Not just that, to increase the CPU Clock they need to increase the pipeline, but every time you need to fork the code, change the context, jump or clear the memory you clear the entire pipeline, and you need to fill it again to give a result for that instruction, so its better to reduce the pipeline and the CPU frequency, so every time you need to fork, change context, jump you dont need to wait a long time to fill the pipeline again.
Martin Konecny almost 11 years

Just to add an analogy to clock-speed = performance fallacy. Imagine one person taking very small steps but very quickly (high clock speed), vs another person taking very big steps at a slightly slower speed (lower clock frequency). The person taking big steps can move much quicker.
Ramhound almost 11 years

@demonofnight - In other words even though the clock frequency has not increased processors can still become faster. They just basically increase the number of instructions pure clock cycle.
Maciej Piechotka almost 11 years

@demonofnight: It would be too much to say "every time you need to (...) jump". Unconditional direct branches pose no control hazard so they don't count out of conditional branches ~95%-99% are predicted by various techniques (data based on some paper basing on SPEC). Direct branches do pose the problem if the target is not yet in register and there is misprediction of it. I am not sure what you mean by 'fork the code' or 'clear the memory' but contexts switches should not be executed so often (interrupts and possibly I/O).
Shubham almost 11 years

Where does the translation to that special instruction happen? I am not sure if there are different compilers for different instruction sets.
Russell Borogove almost 11 years

Compilers do have options to target different instruction sets, and/or special "intrinsic functions" that map closely to CPU-specific instructions. It's possible for a single executable to check what family of CPU it's running on, and select a different code path based on that.
Zach Latta almost 11 years

@MartinKonecny: Great visualization!
dr jimbob almost 11 years

-1 The fourth power part is not right.

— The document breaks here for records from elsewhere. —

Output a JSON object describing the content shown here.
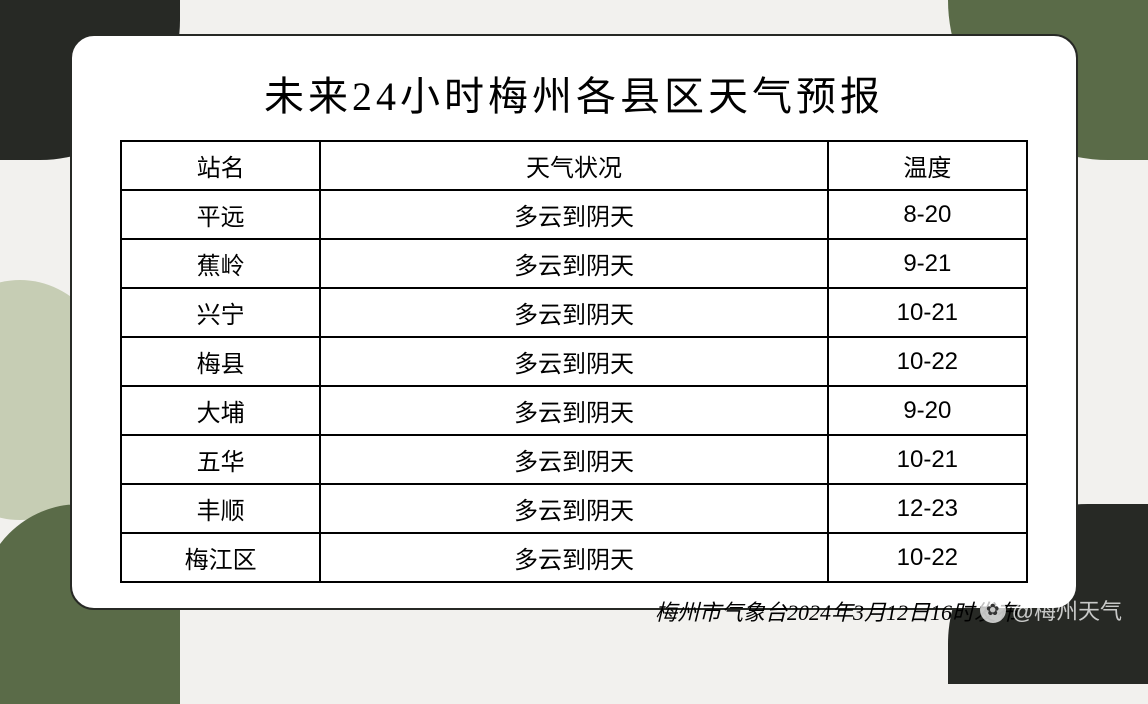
{
  "title": "未来24小时梅州各县区天气预报",
  "columns": [
    "站名",
    "天气状况",
    "温度"
  ],
  "rows": [
    {
      "station": "平远",
      "weather": "多云到阴天",
      "temp": "8-20"
    },
    {
      "station": "蕉岭",
      "weather": "多云到阴天",
      "temp": "9-21"
    },
    {
      "station": "兴宁",
      "weather": "多云到阴天",
      "temp": "10-21"
    },
    {
      "station": "梅县",
      "weather": "多云到阴天",
      "temp": "10-22"
    },
    {
      "station": "大埔",
      "weather": "多云到阴天",
      "temp": "9-20"
    },
    {
      "station": "五华",
      "weather": "多云到阴天",
      "temp": "10-21"
    },
    {
      "station": "丰顺",
      "weather": "多云到阴天",
      "temp": "12-23"
    },
    {
      "station": "梅江区",
      "weather": "多云到阴天",
      "temp": "10-22"
    }
  ],
  "footer": "梅州市气象台2024年3月12日16时发布",
  "watermark": "@梅州天气",
  "style": {
    "background_color": "#f2f1ee",
    "card_bg": "#ffffff",
    "card_border": "#272925",
    "table_border": "#000000",
    "shape_colors": {
      "dark": "#272925",
      "green": "#5a6b48",
      "light": "#c6cdb4"
    },
    "title_fontsize": 40,
    "cell_fontsize": 24,
    "footer_fontsize": 22,
    "column_widths_pct": [
      22,
      56,
      22
    ]
  }
}
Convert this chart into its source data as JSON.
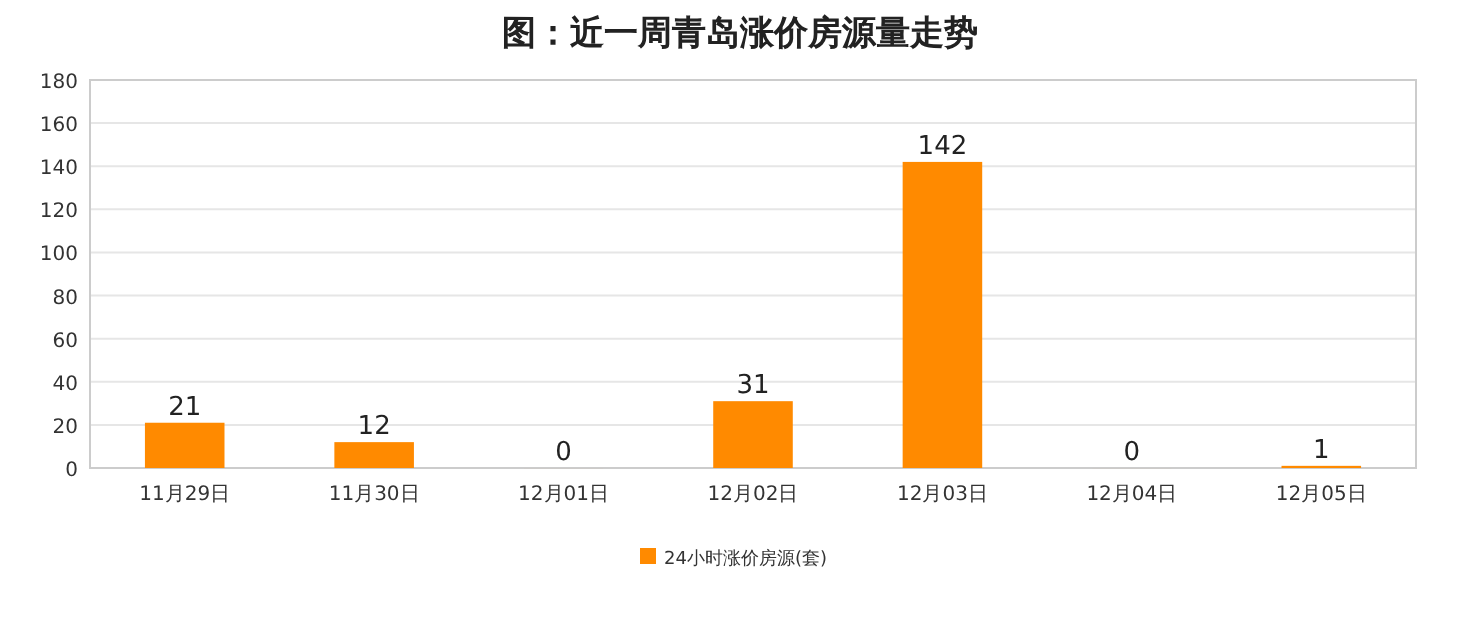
{
  "chart_data": {
    "type": "bar",
    "title": "图：近一周青岛涨价房源量走势",
    "categories": [
      "11月29日",
      "11月30日",
      "12月01日",
      "12月02日",
      "12月03日",
      "12月04日",
      "12月05日"
    ],
    "series": [
      {
        "name": "24小时涨价房源(套)",
        "color": "#ff8a00",
        "values": [
          21,
          12,
          0,
          31,
          142,
          0,
          1
        ]
      }
    ],
    "ylim": [
      0,
      180
    ],
    "yticks": [
      0,
      20,
      40,
      60,
      80,
      100,
      120,
      140,
      160,
      180
    ],
    "grid": "y",
    "legend": "bottom",
    "data_labels": true
  }
}
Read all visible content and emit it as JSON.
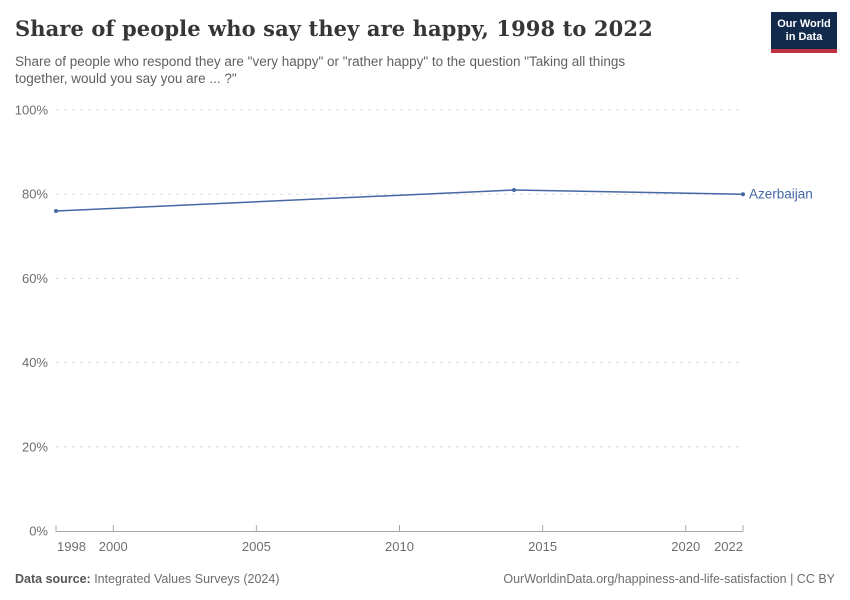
{
  "header": {
    "title": "Share of people who say they are happy, 1998 to 2022",
    "subtitle_line1": "Share of people who respond they are \"very happy\" or \"rather happy\" to the question \"Taking all things",
    "subtitle_line2": "together, would you say you are ... ?\"",
    "logo": {
      "line1": "Our World",
      "line2": "in Data",
      "bg_color": "#122b4d",
      "accent_color": "#c0343f"
    }
  },
  "chart_data": {
    "type": "line",
    "title": "Share of people who say they are happy, 1998 to 2022",
    "xlabel": "",
    "ylabel": "",
    "xlim": [
      1998,
      2022
    ],
    "ylim": [
      0,
      100
    ],
    "grid": "horizontal-dashed",
    "legend_position": "end-of-line-label",
    "x_axis": [
      {
        "value": 1998,
        "label": "1998"
      },
      {
        "value": 2000,
        "label": "2000"
      },
      {
        "value": 2005,
        "label": "2005"
      },
      {
        "value": 2010,
        "label": "2010"
      },
      {
        "value": 2015,
        "label": "2015"
      },
      {
        "value": 2020,
        "label": "2020"
      },
      {
        "value": 2022,
        "label": "2022"
      }
    ],
    "y_axis": [
      {
        "value": 0,
        "label": "0%"
      },
      {
        "value": 20,
        "label": "20%"
      },
      {
        "value": 40,
        "label": "40%"
      },
      {
        "value": 60,
        "label": "60%"
      },
      {
        "value": 80,
        "label": "80%"
      },
      {
        "value": 100,
        "label": "100%"
      }
    ],
    "series": [
      {
        "name": "Azerbaijan",
        "color": "#4567a5",
        "points": [
          {
            "x": 1998,
            "y": 76
          },
          {
            "x": 2014,
            "y": 81
          },
          {
            "x": 2022,
            "y": 80
          }
        ]
      }
    ],
    "colors": {
      "gridline": "#dadada",
      "axis": "#a8a8a8",
      "tick_label": "#6e6e6e"
    }
  },
  "footer": {
    "source_label": "Data source:",
    "source_text": " Integrated Values Surveys (2024)",
    "right_text": "OurWorldinData.org/happiness-and-life-satisfaction | CC BY"
  }
}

Power (heat generated per second) in CPUs is (roughly) linearly proportional to clock frequency like P ~ f C V^2 + P0 (en.wikipedia.org/wiki/CPU_power_dissipation). Granted voltage depends on clock speed (though not necessarily linear). See: physics.stackexchange.com/questions/34766 Bottomline, power generated by CPU is roughly linear to quadratic on clockspeed in the range of 1.6 GHz - 5 GHz. (Not prop to f^4 ).
nialsh almost 11 years

@MartinKonecny My understanding is that most assembler instructions (ADD, MOV, IMUL, etc) are performed in a single cycle. So with these new processors, are multiple instructions being performed in a single cycle?
Scott Chamberlain almost 11 years

@nialsh That is not true at all for CISC computers (in fact one of the defining things of CISC is instructions take multiple cycles), if all instructions took one cycle then the slowest instruction will take the same amount of time to execute as the fastest instruction.
Karthik T almost 11 years

@Ramhound no doubt,hence my disclaimers. moores law still alive no doubt, especially since my new laptops i7 is 20 times as good as my old P4 according to passmark's benchmarks. btw something wrong with the last sentence in your comment?
user84207 over 9 years

So what is the relationship between clock rate and power use?
zakkak over 9 years

$P = CV^2f$. You may also want to read this.
Alex over 8 years

In the past, process shrinks have allowed for faster clocks with less heat generated. Try over clocking a 386 to a mere 200MHz and it will melt but now we can go to 2GHz+ and emit less heat. So isn't the limit actually something else? Explain why process shrinks haven't been able to sustain this pattern recently.
Oskar Skog over 6 years

x86 CPUs used to require multiple clock cycles per instruction, but these days they can run multiple instructions per clock cycle.